Publicado em 17/08/2017, às 07h27 por Ana Castelo Branco
A gente tinha uns 10 anos. Minha amiga se chamava Ângela. Morávamos no mesmo prédio, em Brasília, e era super comum nós e todas as outras meninas da turma vivermos umas nas casas das outras. Podia ser um almoço na Monique, um lanche na Valéria (que tinha o maior coelho de estimação que já se teve notícia) ou um jogo de mímica na minha casa. Mas, nunca, nunca, a gente ia na casa da Ângela. Todas tinham um palpite: os pais dela eram muito bravos e não gostavam de bagunça.
Até o dia em que surgimos naquele apartamento. Do nada. Não me lembro o motivo, mas lembro da sensação de estarmos fazendo algo escondido. Talvez buscando algum brinquedo. Lembro da gente entrando devagarzinho e da preocupação em não fazer barulho. Lembro de esperar no corredor enquanto a Ângela ia atrás de sei lá do quê. E lembro da porta de um quarto abrindo. Mais lenta e cuidadosa que nossos movimentos.
No vão, surgiu um rostinho redondo. Cabelos muito lisos com franja. Ela olhou para mim, sorriu, segurou minhas mãos e me puxou para dentro do seu mundinho. Parecia cena de sonho. Tudo era estranho. Eu nunca tinha visto ninguém parecido. Nem em aparência e nem em atitude. Os olhos puxadinhos, uma mão muito fofinha com dedinhos curtos, a boca muito muito ressecada, toda descamando, que não parava de me beijar.
O breve rapto, os beijos, a aparência ou a atitude, nada daquilo me assustou. O que me deixou confusa e nunca mais esqueci foi: a escuridão, o silêncio e o cheiro daquele quarto. Uma sensação de vazio enorme. A certeza de que nada, absolutamente nada, acontecia ali. O cheiro. Poxa, foi ele que mais me marcou. Sabe cheiro de quarto fechado há muito tempo? Cheiro de que alguém dorme e acorda ali vários dias seguidos sem abrir uma janela? Então.
Este era o motivo das nossas não-visitas ao apartamento da Ângela. A irmã dela. Ela era um pouco mais velha que a gente e tinha síndrome de down. Ou, no bom português dos anos 80, ela era mongolóide. E os pais tinham uma vergonha imensa. Mal sabiam estes pais que este era o maior problema daquela menina de quem eu nunca soube o nome. Um cromossomo a mais muda muita coisa. Mas julgamento e penitência vindas dos próprios pais muda mais ainda.
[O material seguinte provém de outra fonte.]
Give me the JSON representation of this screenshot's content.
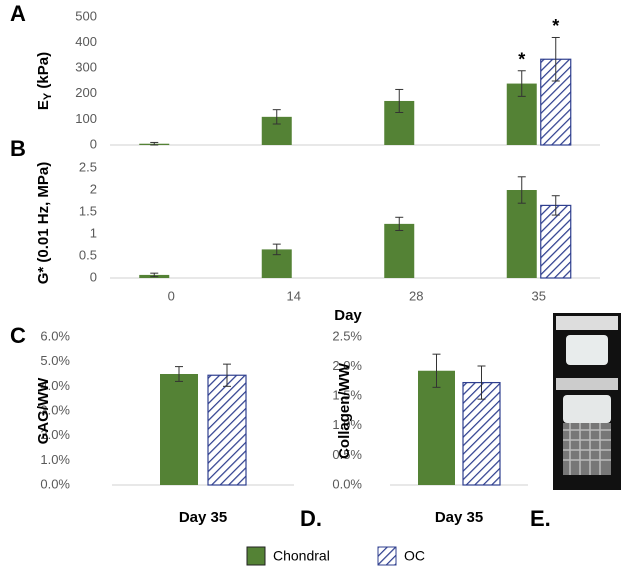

A ausência da fala, pode botar na conta da falta de estímulos. Culpa do quarto escuro e de cheiro estranho.
Já a boca toda descascando (tanto que devia até doer) era pura falta de cuidado. Pessoas com síndrome de down tem esta tendência à pele ressecada e, muitas vezes, a respiração pela boca piora o problema. Mas a respiração pela boca também era resultado da falta de estimulação apropriada. Culpa do quarto escuro e de cheiro estranho.
Os beijos em minhas mãos e os carinhos em meus cabelos não aconteceram porque “eles são muito carinhosos”. Eram frutos de uma carência e de uma solidão sem tamanho. Culpa do quarto escuro e de cheiro estranho.
O maior problema da irmã da Ângela, a menina que não tem nome, não era ter um cromossomo a mais. Era ter uma vida de menos.
Culpa do quarto escuro e de cheiro estranho.